Two booklets came with the camera, but I have small patience or skill in fiddling with "tech-y" stuff.
To be honest, I like things to work "perfectly" without a lot of practice.
I have been increasingly unhappy with attempted close-ups which missed the beautiful details of flowers or insects. The camera manual turned up in one of the boxes I rootled through this week.
This being a day of weather unfit for woman, man or beast to attempt strenuous labor, I decided to play with the camera settings.
The flower garden is languishing in the heat, but I have hoped to let seed heads ripen and self-sow. I've noticed that the hummingbirds and butterflies don't care that the flowers are shabby, so that has been another reason to leave them in over-blown and untidily flopping dis-array.
Two of the spicebush [Eastern Swallowtail] butterflies were damaged and clearly near the end of their short lives. This one was dull and ragged but still gamely flitting from flower to flower.
The monarda is going to seed but still appealing to the butterflies and humingbirds.
Still not as sharp a photo as I would like. Butterflies don't oblige by "holding still."
A gold-spangled fritillary on a red zinnia.
This tiger swallowtail was huge--and very busy.
I remember a summer when I was about 12 and decided I should acquire a butterfly collection.
I fashioned a "net" from a piece of my mother's old nightgown fastened to the wooden dowel from a windowshade and I was off for hours, trailing butterflies through the pasture.
Today I tripped over cucumber vines, ran around the edge of the flower garden, trying to get a good shot of this creature.
Today's hibiscus.
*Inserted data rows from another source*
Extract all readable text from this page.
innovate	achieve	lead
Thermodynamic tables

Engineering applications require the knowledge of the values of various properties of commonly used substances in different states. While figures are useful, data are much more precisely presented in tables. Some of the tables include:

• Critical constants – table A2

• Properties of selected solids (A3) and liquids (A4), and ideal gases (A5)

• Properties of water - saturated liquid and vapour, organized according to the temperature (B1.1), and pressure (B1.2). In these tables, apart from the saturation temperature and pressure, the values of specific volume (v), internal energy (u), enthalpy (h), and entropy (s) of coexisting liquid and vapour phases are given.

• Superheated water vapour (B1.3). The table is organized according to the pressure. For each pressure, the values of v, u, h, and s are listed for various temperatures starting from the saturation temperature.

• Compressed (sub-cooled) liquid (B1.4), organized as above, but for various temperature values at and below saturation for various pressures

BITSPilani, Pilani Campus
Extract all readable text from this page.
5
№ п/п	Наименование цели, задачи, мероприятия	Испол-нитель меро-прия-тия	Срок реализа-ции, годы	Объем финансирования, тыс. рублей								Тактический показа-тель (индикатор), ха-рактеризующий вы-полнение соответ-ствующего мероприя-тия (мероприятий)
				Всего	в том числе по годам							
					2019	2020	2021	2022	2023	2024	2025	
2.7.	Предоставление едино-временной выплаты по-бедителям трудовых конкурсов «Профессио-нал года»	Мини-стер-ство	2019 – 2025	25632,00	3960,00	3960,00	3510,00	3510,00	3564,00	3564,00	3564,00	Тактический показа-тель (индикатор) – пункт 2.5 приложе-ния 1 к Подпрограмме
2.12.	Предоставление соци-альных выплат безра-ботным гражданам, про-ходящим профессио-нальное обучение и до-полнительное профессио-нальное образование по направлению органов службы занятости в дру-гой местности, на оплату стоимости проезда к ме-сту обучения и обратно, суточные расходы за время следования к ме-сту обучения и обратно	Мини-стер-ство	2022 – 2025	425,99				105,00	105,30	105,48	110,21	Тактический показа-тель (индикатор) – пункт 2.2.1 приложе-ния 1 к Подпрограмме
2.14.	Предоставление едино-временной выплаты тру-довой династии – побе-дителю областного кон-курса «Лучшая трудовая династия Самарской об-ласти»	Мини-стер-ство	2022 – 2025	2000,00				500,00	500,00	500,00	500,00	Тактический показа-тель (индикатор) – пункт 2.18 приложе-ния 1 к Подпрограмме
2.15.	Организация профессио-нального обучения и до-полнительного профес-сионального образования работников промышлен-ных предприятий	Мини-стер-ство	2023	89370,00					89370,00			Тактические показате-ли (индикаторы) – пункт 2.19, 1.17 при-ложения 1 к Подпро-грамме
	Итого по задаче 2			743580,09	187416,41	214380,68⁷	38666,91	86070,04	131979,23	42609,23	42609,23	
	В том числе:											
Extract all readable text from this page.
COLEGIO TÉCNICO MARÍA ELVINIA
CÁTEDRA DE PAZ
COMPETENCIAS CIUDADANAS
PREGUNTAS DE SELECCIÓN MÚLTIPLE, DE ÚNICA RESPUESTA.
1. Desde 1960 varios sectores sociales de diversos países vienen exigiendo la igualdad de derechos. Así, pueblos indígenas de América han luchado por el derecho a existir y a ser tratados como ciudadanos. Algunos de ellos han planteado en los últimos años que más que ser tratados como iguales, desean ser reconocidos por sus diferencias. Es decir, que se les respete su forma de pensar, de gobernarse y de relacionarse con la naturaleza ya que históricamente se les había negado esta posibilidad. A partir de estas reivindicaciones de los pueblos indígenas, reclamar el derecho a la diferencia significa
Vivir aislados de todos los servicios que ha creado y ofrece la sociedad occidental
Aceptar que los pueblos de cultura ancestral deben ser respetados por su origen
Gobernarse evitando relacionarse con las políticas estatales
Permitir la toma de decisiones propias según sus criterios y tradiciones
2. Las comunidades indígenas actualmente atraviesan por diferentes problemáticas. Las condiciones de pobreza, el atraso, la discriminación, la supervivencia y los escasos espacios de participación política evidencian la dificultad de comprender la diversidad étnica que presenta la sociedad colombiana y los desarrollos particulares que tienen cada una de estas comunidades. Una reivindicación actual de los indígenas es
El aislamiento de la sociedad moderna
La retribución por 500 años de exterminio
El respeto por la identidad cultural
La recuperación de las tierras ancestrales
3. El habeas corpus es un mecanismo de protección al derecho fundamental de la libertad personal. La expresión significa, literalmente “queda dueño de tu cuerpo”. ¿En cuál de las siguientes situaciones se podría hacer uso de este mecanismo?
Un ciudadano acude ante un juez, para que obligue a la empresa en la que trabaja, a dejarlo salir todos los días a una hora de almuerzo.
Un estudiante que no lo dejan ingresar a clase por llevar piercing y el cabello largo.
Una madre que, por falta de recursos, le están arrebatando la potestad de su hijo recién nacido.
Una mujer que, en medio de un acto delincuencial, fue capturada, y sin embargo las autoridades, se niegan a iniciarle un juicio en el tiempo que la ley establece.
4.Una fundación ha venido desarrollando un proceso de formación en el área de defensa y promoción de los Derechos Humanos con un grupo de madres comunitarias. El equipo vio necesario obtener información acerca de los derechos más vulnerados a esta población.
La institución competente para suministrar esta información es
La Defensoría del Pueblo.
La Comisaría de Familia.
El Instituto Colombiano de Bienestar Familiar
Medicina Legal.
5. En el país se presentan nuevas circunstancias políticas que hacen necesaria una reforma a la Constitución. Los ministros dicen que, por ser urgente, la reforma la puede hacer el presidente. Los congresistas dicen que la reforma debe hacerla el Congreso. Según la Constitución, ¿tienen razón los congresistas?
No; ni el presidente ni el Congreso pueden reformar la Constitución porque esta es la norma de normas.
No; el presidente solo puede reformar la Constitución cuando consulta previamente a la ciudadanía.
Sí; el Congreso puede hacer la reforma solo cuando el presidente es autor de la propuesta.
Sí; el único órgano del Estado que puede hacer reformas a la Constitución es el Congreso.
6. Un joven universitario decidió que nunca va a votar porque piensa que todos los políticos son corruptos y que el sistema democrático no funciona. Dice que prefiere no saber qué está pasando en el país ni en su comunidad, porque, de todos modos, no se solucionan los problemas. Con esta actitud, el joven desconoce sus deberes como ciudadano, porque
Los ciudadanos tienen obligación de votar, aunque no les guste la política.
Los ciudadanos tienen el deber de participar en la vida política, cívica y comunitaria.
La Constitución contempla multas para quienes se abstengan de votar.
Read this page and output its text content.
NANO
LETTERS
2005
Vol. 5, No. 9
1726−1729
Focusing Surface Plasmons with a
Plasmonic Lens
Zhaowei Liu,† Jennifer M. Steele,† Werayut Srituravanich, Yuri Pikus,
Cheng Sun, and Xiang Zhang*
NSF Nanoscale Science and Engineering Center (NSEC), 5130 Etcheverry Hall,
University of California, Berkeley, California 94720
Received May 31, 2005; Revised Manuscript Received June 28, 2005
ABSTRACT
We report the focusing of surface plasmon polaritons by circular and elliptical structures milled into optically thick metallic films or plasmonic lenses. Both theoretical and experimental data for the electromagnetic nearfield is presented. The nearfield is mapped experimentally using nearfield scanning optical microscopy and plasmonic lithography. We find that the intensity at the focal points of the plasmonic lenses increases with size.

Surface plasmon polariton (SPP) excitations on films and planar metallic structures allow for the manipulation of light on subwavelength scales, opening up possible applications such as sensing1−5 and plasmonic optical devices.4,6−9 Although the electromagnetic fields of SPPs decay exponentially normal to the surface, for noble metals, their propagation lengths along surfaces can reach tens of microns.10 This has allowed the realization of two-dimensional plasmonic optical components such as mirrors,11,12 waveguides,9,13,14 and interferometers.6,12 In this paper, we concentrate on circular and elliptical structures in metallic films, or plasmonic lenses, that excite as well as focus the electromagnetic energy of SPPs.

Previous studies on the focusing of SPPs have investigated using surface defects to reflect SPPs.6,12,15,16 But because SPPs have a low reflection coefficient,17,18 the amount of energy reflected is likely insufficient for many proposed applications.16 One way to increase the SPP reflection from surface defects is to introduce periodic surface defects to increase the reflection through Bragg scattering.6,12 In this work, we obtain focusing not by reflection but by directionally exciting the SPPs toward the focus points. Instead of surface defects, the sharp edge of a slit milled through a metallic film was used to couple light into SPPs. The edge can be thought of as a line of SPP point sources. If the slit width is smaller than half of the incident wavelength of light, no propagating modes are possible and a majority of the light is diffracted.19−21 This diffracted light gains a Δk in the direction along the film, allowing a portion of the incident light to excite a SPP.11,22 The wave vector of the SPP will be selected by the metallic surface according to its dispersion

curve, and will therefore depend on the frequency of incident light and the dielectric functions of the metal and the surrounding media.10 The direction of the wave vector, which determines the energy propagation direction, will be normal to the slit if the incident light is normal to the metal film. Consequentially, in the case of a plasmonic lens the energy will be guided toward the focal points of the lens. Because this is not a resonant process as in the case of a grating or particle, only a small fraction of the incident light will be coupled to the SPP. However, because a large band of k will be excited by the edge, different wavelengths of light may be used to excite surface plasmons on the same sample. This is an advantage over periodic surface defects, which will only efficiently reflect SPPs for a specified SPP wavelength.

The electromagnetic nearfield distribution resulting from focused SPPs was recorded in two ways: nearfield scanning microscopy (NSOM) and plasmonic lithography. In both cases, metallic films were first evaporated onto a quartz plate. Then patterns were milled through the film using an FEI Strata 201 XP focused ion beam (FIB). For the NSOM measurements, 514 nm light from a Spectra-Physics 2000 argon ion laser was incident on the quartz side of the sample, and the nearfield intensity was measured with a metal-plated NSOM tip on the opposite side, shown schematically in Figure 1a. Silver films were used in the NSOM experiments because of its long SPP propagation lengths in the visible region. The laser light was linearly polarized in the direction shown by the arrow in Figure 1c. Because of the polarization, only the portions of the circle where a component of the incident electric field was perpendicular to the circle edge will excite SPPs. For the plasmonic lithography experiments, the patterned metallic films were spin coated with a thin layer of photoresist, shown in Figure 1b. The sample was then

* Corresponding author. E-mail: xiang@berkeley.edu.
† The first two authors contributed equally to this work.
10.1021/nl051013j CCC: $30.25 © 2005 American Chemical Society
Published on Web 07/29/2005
A thank you to Chris J, for suggesting the color "Chinese Pink."
I tried repeatedly for a shot of this opening bronze sunflower. The bloom is above my head and the wind was blowing just enough to make the photo blur.
I took this shot in the evening with the overcast sky darkening into dusk.
Another of the "dwarf" sunflowers with an insect visitor.
Detail of a dark sunflower in bud.
A bud of the tall golden sunflower.
Buds on the pink hibiscus.
My proficiency in photography has a long way to go.
I will always be an amateur with an inexpensive camera.
Still, the quest for photos to share is yet another interest and a continuing joy.
For as many remaining years as I can be out and about to explore the intricacies of Creation, I will never be bored.